2 October 2018 — National Security Archive
Clinton Presidential Library Releases Memcons and Telcons of the 1990s
“We’ll build the partnership on the basis of our friendship, yours and mine, and we’ll do so for the sake of world peace”
“I understand your point Bill, and I will act as you suggest I should, especially since this is part of past practice established between you and me, and it has never failed us in the past” (Yeltsin to Clinton, September 12, 1998)

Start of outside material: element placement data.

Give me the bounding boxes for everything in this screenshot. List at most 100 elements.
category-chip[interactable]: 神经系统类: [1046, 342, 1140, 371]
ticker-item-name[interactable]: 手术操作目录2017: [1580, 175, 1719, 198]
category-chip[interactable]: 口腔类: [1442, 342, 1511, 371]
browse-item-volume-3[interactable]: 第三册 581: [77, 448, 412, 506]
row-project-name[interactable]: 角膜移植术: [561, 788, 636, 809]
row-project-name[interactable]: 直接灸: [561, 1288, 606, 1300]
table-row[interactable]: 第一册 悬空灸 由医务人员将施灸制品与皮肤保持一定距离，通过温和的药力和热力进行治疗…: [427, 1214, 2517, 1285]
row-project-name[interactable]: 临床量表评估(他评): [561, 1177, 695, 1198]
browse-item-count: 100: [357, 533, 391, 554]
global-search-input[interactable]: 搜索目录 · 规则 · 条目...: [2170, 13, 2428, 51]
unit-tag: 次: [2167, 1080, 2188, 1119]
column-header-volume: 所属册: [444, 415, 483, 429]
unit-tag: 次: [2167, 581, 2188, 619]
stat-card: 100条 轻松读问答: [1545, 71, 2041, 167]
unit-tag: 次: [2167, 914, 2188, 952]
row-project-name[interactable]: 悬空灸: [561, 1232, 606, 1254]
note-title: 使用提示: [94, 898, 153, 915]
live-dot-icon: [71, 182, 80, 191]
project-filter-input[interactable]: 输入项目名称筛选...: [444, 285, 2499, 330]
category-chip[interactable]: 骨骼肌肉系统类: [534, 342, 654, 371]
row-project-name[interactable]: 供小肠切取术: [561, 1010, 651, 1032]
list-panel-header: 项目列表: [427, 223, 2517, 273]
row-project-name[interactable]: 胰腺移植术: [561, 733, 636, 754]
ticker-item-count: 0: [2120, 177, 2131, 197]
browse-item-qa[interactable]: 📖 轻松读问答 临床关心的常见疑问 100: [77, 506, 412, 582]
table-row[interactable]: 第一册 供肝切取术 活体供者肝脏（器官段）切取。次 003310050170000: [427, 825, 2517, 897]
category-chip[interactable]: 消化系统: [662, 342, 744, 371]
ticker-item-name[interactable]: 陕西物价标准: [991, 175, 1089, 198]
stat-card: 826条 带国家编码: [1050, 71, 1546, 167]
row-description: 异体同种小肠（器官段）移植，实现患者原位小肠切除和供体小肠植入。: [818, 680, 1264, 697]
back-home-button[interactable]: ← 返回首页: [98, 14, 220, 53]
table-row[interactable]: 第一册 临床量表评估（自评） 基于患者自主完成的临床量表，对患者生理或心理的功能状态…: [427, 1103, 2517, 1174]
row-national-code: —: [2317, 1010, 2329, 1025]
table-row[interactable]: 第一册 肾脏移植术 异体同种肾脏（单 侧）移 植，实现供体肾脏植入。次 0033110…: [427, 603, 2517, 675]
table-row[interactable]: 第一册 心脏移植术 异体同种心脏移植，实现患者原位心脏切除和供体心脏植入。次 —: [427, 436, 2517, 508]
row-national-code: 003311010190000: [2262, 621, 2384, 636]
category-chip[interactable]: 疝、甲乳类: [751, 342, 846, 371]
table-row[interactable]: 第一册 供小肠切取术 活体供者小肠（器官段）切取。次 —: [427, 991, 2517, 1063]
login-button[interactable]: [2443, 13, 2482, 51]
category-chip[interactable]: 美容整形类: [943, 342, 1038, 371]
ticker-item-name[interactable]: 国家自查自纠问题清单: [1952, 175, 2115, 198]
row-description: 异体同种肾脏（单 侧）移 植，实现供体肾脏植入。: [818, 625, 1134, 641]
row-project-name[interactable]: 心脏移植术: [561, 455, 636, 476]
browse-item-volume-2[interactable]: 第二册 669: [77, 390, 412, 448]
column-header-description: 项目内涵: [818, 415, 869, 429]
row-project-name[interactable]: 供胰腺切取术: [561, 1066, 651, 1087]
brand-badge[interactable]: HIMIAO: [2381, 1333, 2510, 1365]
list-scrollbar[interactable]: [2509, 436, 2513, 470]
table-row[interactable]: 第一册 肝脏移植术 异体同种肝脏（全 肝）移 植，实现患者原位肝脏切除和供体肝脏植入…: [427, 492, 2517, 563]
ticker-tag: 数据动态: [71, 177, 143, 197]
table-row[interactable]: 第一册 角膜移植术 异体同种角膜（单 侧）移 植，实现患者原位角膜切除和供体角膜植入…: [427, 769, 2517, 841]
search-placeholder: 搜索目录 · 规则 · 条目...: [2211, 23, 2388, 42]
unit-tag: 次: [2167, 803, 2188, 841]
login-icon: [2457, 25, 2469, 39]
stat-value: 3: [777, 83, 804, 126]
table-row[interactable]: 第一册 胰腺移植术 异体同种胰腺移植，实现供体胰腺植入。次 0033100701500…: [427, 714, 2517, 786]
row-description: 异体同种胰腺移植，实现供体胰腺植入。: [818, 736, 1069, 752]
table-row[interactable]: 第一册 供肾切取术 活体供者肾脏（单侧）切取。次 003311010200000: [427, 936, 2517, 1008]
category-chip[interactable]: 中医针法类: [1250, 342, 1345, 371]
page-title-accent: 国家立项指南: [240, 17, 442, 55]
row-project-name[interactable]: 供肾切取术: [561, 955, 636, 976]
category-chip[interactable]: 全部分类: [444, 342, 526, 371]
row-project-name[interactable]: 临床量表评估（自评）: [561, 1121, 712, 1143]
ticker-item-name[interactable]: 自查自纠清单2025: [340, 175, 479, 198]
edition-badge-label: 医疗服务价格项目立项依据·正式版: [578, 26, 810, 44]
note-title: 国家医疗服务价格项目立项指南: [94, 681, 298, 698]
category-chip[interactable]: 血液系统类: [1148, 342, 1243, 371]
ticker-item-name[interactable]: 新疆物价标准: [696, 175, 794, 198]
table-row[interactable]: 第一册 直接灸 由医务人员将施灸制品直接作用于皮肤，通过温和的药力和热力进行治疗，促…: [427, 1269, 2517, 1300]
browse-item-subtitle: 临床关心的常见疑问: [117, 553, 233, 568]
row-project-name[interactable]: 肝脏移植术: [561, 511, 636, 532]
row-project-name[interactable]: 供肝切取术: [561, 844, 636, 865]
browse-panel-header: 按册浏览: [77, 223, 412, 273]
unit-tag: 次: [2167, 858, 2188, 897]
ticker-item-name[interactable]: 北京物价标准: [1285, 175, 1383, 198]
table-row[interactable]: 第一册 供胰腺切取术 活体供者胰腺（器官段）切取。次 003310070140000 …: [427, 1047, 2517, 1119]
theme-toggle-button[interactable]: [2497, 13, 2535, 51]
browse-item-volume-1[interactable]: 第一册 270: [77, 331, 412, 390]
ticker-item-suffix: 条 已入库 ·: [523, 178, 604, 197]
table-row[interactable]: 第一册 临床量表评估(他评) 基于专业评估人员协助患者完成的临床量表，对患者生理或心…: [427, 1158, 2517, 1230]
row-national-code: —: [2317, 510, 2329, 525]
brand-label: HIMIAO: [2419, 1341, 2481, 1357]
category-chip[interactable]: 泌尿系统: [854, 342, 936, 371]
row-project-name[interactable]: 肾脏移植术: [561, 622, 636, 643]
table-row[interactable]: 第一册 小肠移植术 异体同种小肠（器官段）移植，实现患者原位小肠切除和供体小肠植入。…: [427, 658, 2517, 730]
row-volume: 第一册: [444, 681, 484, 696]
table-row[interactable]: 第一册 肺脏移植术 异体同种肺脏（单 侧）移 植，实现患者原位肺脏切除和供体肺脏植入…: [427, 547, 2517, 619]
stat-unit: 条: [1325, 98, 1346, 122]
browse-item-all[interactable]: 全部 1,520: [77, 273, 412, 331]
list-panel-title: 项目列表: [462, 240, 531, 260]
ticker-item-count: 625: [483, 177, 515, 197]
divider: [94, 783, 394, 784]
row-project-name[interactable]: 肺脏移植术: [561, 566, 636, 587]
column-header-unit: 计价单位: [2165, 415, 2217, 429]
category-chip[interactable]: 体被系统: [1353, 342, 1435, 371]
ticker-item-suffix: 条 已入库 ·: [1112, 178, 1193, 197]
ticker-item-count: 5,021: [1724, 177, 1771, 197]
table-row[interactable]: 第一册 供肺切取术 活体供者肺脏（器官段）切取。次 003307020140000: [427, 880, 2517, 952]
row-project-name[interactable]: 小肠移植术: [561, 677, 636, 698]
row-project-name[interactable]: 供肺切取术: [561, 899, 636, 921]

National Security Archive Electronic Briefing Book No. 640
Washington, D.C., October 1, 2018 – President Bill Clinton saw Russian leader Boris Yeltsin as indispensable for promoting American interests following the collapse of the Soviet Union, often prompting him to take controversial steps to ensure Yeltsin’s political survival, according to top-level memoranda of conversation just released from the Clinton presidential library.
Clinton believed backing Yeltsin personally was necessary to ensure Russian stability and market reform, which he privileged over the development of democracy in the former Soviet republic, a careful reading of the presidential memcons shows. These priorities led to the U.S. tolerating election irregularities, and doing little to oppose Yeltsin as he empowered oligarchs and installed Vladimir Putin as his successor, among other consequences.
The new records confirm the Bill-Boris camaraderie was genuine but also masked a complex relationship and ultimately an uneven partnership that reflected the diametrically opposite political and economic trajectories of their two nations in the 1990s.